Who is the most reliable teller of your story and history? Is it you, those who’ve loved and protected you, or those who’ve had to live with the consequences of your missteps? The creativity and sharp-eyed observations of filmmaker and academic Behrendt combine in this lyrical and gently dazzling tale.
After Story weaves a richly researched tapestry of literature, history and science, told through successive days on a literary tour holiday taken by mother and daughter Della and Jasmine through the streets of London and other towns of note in the UK. Casting a shadow over the holiday is the breathless televised coverage of a girl abducted from a London park, in circumstances that remind them of their own loss. Twenty years earlier Brittany – Della’s daughter and Jasmine’s sister – was snatched from her home, and the investigation was steeped in suspicion, racism and inattention by police to a grieving Indigenous family. The trauma carried by both is delicately layered over the story, and each day and visit to museum or manor binds their treatment to the broader shunning of many groups, particularly Indigenous communities and women, from established places of knowledge.

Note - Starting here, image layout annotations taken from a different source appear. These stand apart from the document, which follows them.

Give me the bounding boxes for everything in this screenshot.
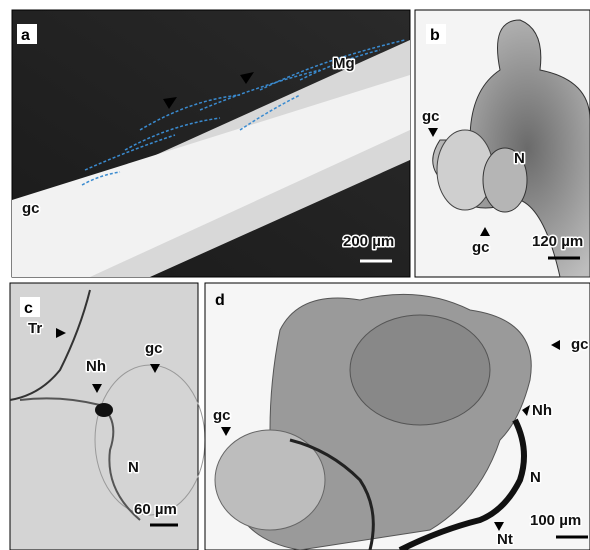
nerve-hub xyxy=(95,403,113,417)
panel-c: c Tr Nh gc N 60 µm xyxy=(10,283,205,550)
panel-label: d xyxy=(215,292,225,309)
annotation: gc xyxy=(213,407,231,424)
annotation: gc xyxy=(145,340,163,357)
scale-label: 120 µm xyxy=(532,233,583,250)
page: {"panels": [ {"label": "a", "annotations… xyxy=(0,0,590,550)
gastric-caecum xyxy=(350,315,490,425)
annotation: Nh xyxy=(86,358,106,375)
annotation: N xyxy=(530,469,541,486)
panel-label: c xyxy=(24,300,33,317)
annotation: N xyxy=(514,150,525,167)
annotation: Nh xyxy=(532,402,552,419)
annotation: gc xyxy=(472,239,490,256)
scale-label: 200 µm xyxy=(343,233,394,250)
annotation: Nt xyxy=(497,531,513,548)
panel-b: b gc gc N 120 µm xyxy=(415,10,590,277)
annotation: Mg xyxy=(333,55,355,72)
scale-label: 60 µm xyxy=(134,501,177,518)
annotation: gc xyxy=(422,108,440,125)
panel-a: a Mg gc 200 µm xyxy=(12,10,410,277)
figure: a Mg gc 200 µm b gc gc N 120 µm c Tr Nh … xyxy=(0,0,590,550)
panel-label: a xyxy=(21,27,30,44)
scale-label: 100 µm xyxy=(530,512,581,529)
annotation: gc xyxy=(571,336,589,353)
annotation: N xyxy=(128,459,139,476)
annotation: Tr xyxy=(28,320,42,337)
panel-d: d gc gc Nh N Nt 100 µm xyxy=(205,283,590,550)
annotation: gc xyxy=(22,200,40,217)
panel-label: b xyxy=(430,27,440,44)
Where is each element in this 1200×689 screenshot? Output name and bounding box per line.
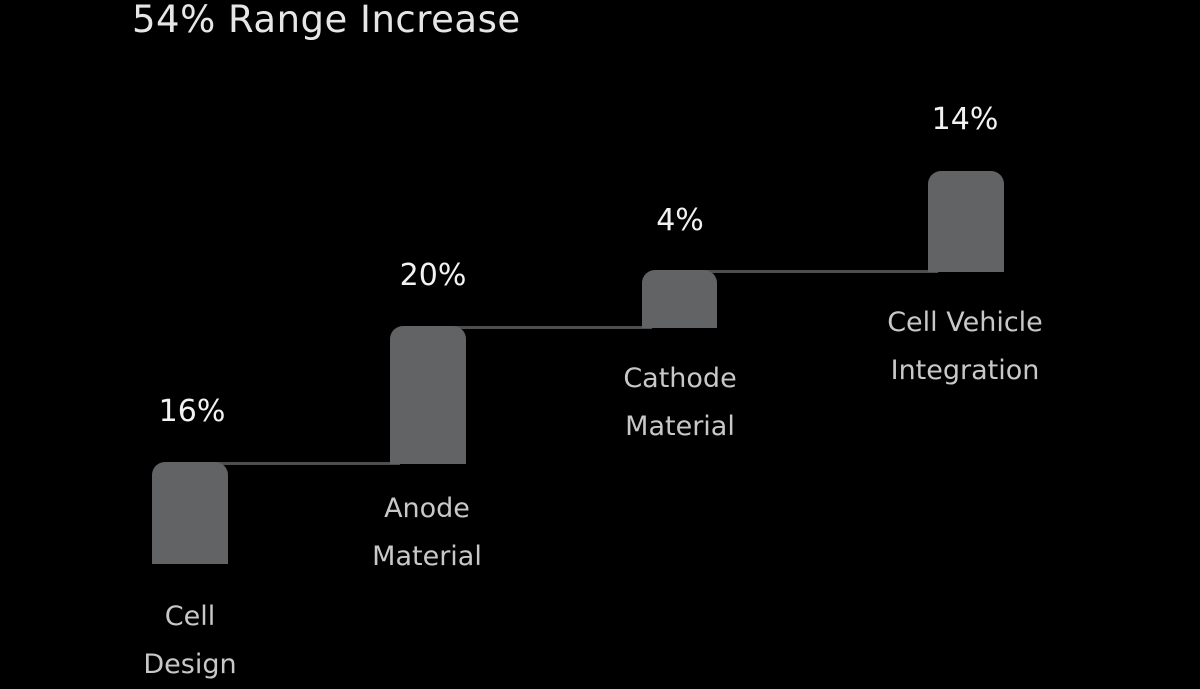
- category-label-anode-material: Anode Material: [372, 493, 482, 572]
- bar-cell-design: [152, 462, 228, 564]
- value-label-cell-vehicle-integration: 14%: [931, 102, 999, 137]
- value-label-anode-material: 20%: [399, 258, 467, 293]
- connector-line: [455, 326, 652, 329]
- chart-title: 54% Range Increase: [132, 0, 521, 41]
- category-label-cell-design: Cell Design: [143, 601, 237, 680]
- connector-line: [215, 462, 400, 465]
- value-label-cathode-material: 4%: [656, 203, 704, 238]
- category-label-cell-vehicle-integration: Cell Vehicle Integration: [887, 307, 1043, 386]
- connector-line: [705, 270, 938, 273]
- bar-cathode-material: [642, 270, 717, 328]
- value-label-cell-design: 16%: [158, 394, 226, 429]
- category-label-cathode-material: Cathode Material: [623, 363, 737, 442]
- bar-anode-material: [390, 326, 466, 464]
- bar-cell-vehicle-integration: [928, 171, 1004, 272]
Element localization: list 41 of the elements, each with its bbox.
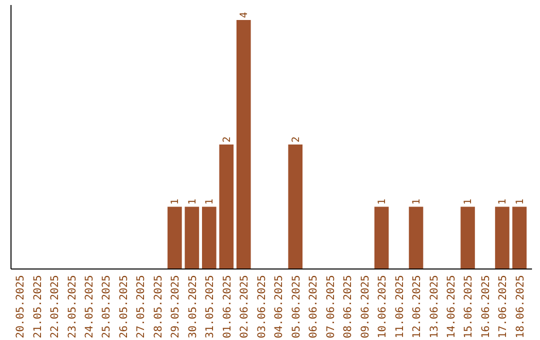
x-tick-label: 13.06.2025 bbox=[428, 275, 440, 338]
x-tick-label: 18.06.2025 bbox=[514, 275, 526, 338]
x-tick-label: 05.06.2025 bbox=[290, 275, 302, 338]
data-label: 1 bbox=[377, 198, 388, 205]
x-tick-label: 16.06.2025 bbox=[480, 275, 492, 338]
x-tick-label: 09.06.2025 bbox=[359, 275, 372, 338]
x-tick-label: 20.05.2025 bbox=[14, 275, 27, 338]
x-tick-label: 12.06.2025 bbox=[411, 275, 424, 338]
data-label: 1 bbox=[204, 198, 216, 205]
x-tick-label: 11.06.2025 bbox=[394, 275, 406, 338]
x-tick-label: 01.06.2025 bbox=[221, 275, 234, 338]
x-tick-label: 23.05.2025 bbox=[66, 275, 78, 338]
data-label: 1 bbox=[463, 198, 474, 205]
data-label: 1 bbox=[170, 198, 182, 205]
x-tick-label: 06.06.2025 bbox=[308, 275, 320, 338]
x-tick-label: 24.05.2025 bbox=[83, 275, 96, 338]
x-tick-label: 17.06.2025 bbox=[497, 275, 510, 338]
x-tick-label: 29.05.2025 bbox=[170, 275, 182, 338]
data-label: 2 bbox=[290, 136, 302, 142]
x-tick-label: 14.06.2025 bbox=[446, 275, 458, 338]
x-tick-label: 30.05.2025 bbox=[186, 275, 199, 338]
data-label: 2 bbox=[222, 136, 233, 142]
x-tick-label: 21.05.2025 bbox=[32, 275, 44, 338]
x-tick-label: 26.05.2025 bbox=[118, 275, 130, 338]
x-tick-label: 04.06.2025 bbox=[273, 275, 286, 338]
x-tick-label: 03.06.2025 bbox=[256, 275, 268, 338]
x-tick-label: 15.06.2025 bbox=[462, 275, 475, 338]
data-label: 1 bbox=[412, 198, 423, 205]
data-label: 1 bbox=[514, 198, 526, 205]
data-label: 4 bbox=[239, 12, 250, 18]
x-tick-label: 10.06.2025 bbox=[376, 275, 389, 338]
x-tick-label: 08.06.2025 bbox=[342, 275, 354, 338]
data-label: 1 bbox=[187, 198, 198, 205]
x-tick-label: 28.05.2025 bbox=[152, 275, 164, 338]
x-tick-label: 07.06.2025 bbox=[324, 275, 337, 338]
data-label: 1 bbox=[498, 198, 509, 205]
x-tick-label: 02.06.2025 bbox=[238, 275, 251, 338]
x-tick-label: 31.05.2025 bbox=[204, 275, 216, 338]
x-tick-label: 27.05.2025 bbox=[135, 275, 148, 338]
x-tick-label: 22.05.2025 bbox=[49, 275, 62, 338]
x-tick-label: 25.05.2025 bbox=[100, 275, 113, 338]
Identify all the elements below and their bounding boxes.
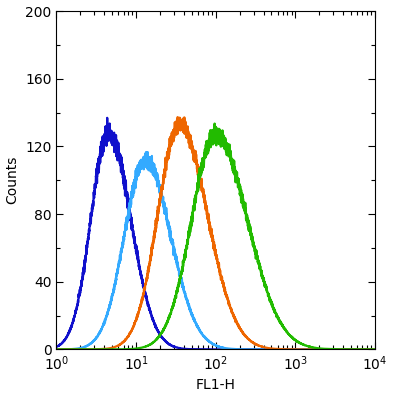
Y-axis label: Counts: Counts — [6, 156, 20, 205]
X-axis label: FL1-H: FL1-H — [196, 378, 235, 392]
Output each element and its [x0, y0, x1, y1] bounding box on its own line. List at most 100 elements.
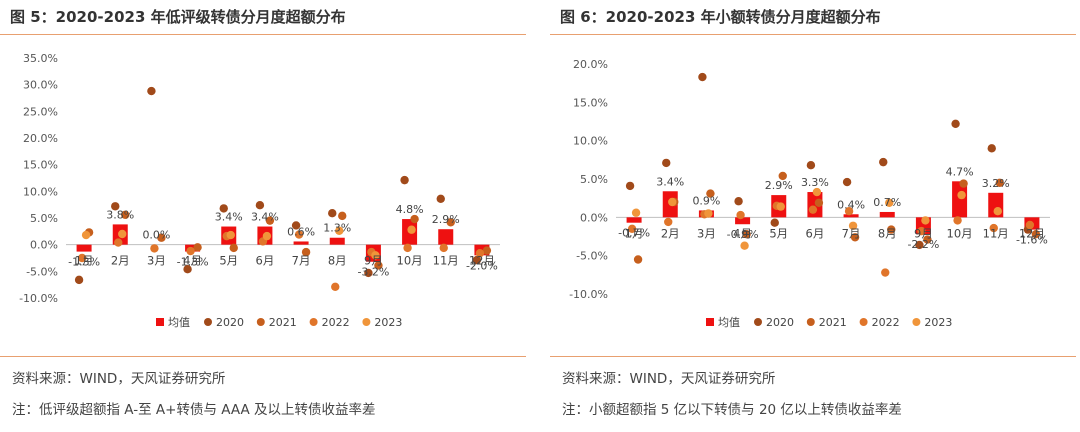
point-2021-3月: [157, 233, 166, 242]
legend-marker-2021: [256, 318, 265, 326]
data-label-avg: 1.3%: [323, 222, 351, 235]
x-tick-label: 1月: [625, 226, 644, 240]
x-tick-label: 7月: [292, 254, 311, 268]
point-2022-4月: [736, 210, 745, 220]
right-source-text: 资料来源：WIND，天风证券研究所: [562, 371, 776, 387]
point-2021-2月: [121, 210, 130, 219]
point-2023-10月: [407, 225, 416, 234]
bar-avg-8月: [879, 211, 895, 218]
bar-avg-7月: [293, 241, 309, 245]
point-2022-12月: [1025, 220, 1035, 230]
x-tick-label: 3月: [147, 254, 166, 268]
x-tick-label: 5月: [219, 254, 238, 268]
legend-marker-2020: [754, 318, 762, 326]
x-tick-label: 9月: [914, 226, 933, 240]
left-title-rule: [0, 34, 526, 35]
right-figure-title: 图 6：2020-2023 年小额转债分月度超额分布: [560, 8, 881, 26]
left-footer-rule: [0, 356, 526, 357]
y-tick-label: 25.0%: [23, 105, 58, 118]
point-2023-1月: [81, 230, 91, 240]
y-tick-label: 20.0%: [23, 132, 58, 145]
legend-marker-2023: [912, 318, 921, 326]
point-2020-5月: [770, 218, 779, 227]
point-2022-7月: [844, 207, 854, 216]
point-2021-5月: [229, 243, 238, 253]
point-2020-1月: [625, 181, 635, 191]
x-tick-label: 3月: [697, 226, 716, 240]
point-2022-1月: [627, 224, 637, 234]
bar-avg-10月: [952, 181, 968, 218]
x-tick-label: 11月: [433, 254, 459, 268]
right-note-text: 注：小额超额指 5 亿以下转债与 20 亿以上转债收益率差: [562, 402, 902, 418]
point-2021-7月: [850, 233, 860, 242]
left-source-text: 资料来源：WIND，天风证券研究所: [12, 371, 226, 387]
data-label-avg: 4.8%: [396, 203, 424, 216]
point-2022-7月: [294, 230, 304, 239]
point-2023-1月: [631, 208, 641, 217]
data-label-avg: 0.9%: [692, 194, 720, 207]
point-2020-8月: [328, 209, 337, 218]
point-2021-4月: [193, 243, 202, 252]
point-2021-5月: [778, 171, 787, 181]
point-2022-3月: [150, 244, 159, 253]
x-tick-label: 8月: [328, 254, 347, 268]
data-label-avg: -0.7%: [618, 227, 650, 240]
data-label-avg: -2.2%: [907, 238, 939, 251]
right-footer-rule: [550, 356, 1076, 357]
point-2020-4月: [183, 265, 192, 274]
x-tick-label: 6月: [256, 254, 275, 268]
legend-label: 2020: [766, 316, 794, 329]
y-tick-label: -10.0%: [19, 292, 58, 305]
left-note-text: 注：低评级超额指 A-至 A+转债与 AAA 及以上转债收益率差: [12, 402, 376, 418]
point-2023-5月: [226, 230, 235, 240]
x-tick-label: 8月: [878, 226, 897, 240]
point-2020-10月: [400, 175, 409, 185]
x-tick-label: 4月: [183, 254, 202, 268]
data-label-avg: 3.4%: [251, 211, 279, 224]
point-2022-1月: [77, 253, 87, 263]
point-2023-10月: [957, 190, 966, 200]
legend-label: 2023: [924, 316, 952, 329]
point-2021-7月: [301, 247, 311, 257]
point-2022-11月: [439, 243, 448, 253]
y-tick-label: 0.0%: [580, 211, 608, 224]
legend-label: 2021: [819, 316, 847, 329]
point-2022-12月: [475, 249, 485, 258]
legend-label: 2021: [269, 316, 297, 329]
y-tick-label: -5.0%: [26, 265, 58, 278]
point-2020-11月: [987, 144, 996, 153]
y-tick-label: 10.0%: [573, 135, 608, 148]
point-2021-12月: [482, 246, 492, 255]
right-figure-panel: 图 6：2020-2023 年小额转债分月度超额分布 -10.0% -5.0% 0.…: [550, 0, 1076, 432]
x-tick-label: 9月: [364, 254, 383, 268]
point-2021-4月: [742, 230, 751, 239]
data-label-avg: -1.6%: [1016, 234, 1048, 247]
x-tick-label: 12月: [469, 254, 495, 268]
point-2021-8月: [338, 211, 347, 221]
point-2023-5月: [776, 202, 785, 211]
x-tick-label: 5月: [769, 226, 788, 240]
point-2021-1月: [633, 255, 643, 264]
y-tick-label: 0.0%: [30, 239, 58, 252]
legend-label: 2022: [872, 316, 900, 329]
point-2022-2月: [664, 217, 673, 227]
legend-label: 2020: [216, 316, 244, 329]
left-figure-panel: 图 5：2020-2023 年低评级转债分月度超额分布 -10.0% -5.0% 0…: [0, 0, 526, 432]
x-tick-label: 2月: [111, 254, 130, 268]
point-2020-1月: [74, 275, 84, 285]
left-chart: -10.0% -5.0% 0.0% 5.0% 10.0% 15.0% 20.0% 25.0% 3…: [19, 52, 500, 329]
point-2022-11月: [989, 223, 998, 233]
point-2020-7月: [291, 221, 301, 230]
bar-avg-1月: [76, 244, 92, 252]
point-2020-9月: [915, 240, 924, 250]
point-2023-6月: [262, 231, 272, 241]
y-tick-label: 15.0%: [23, 159, 58, 172]
point-2022-8月: [331, 282, 340, 291]
y-tick-label: 10.0%: [23, 185, 58, 198]
point-2020-2月: [111, 202, 120, 211]
data-label-avg: -3.2%: [357, 266, 389, 279]
point-2022-4月: [186, 246, 195, 256]
point-2020-3月: [698, 72, 707, 82]
point-2021-10月: [410, 214, 419, 224]
bar-avg-1月: [626, 217, 642, 223]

As readers, we live each day twice: once through Della’s eyes and again through Jasmine’s. It’s a technique that in the hands of a less-skilful writer could become tedious, but Behrendt is adept at not overplaying it. Rather than suggesting unreliable narration through wildly varied accounts, the differences in each day recorded by Della and Jasmine are entirely matters of their own interpretation; a misreading of tone, a clumsy attempt at humour or affection, a misguided belief the other wishes to be left alone, or that they are embarrassed by the other. In other words, the credible and relatable ways that humans continue to misunderstand each other, even those we love most, despite our most earnest intentions.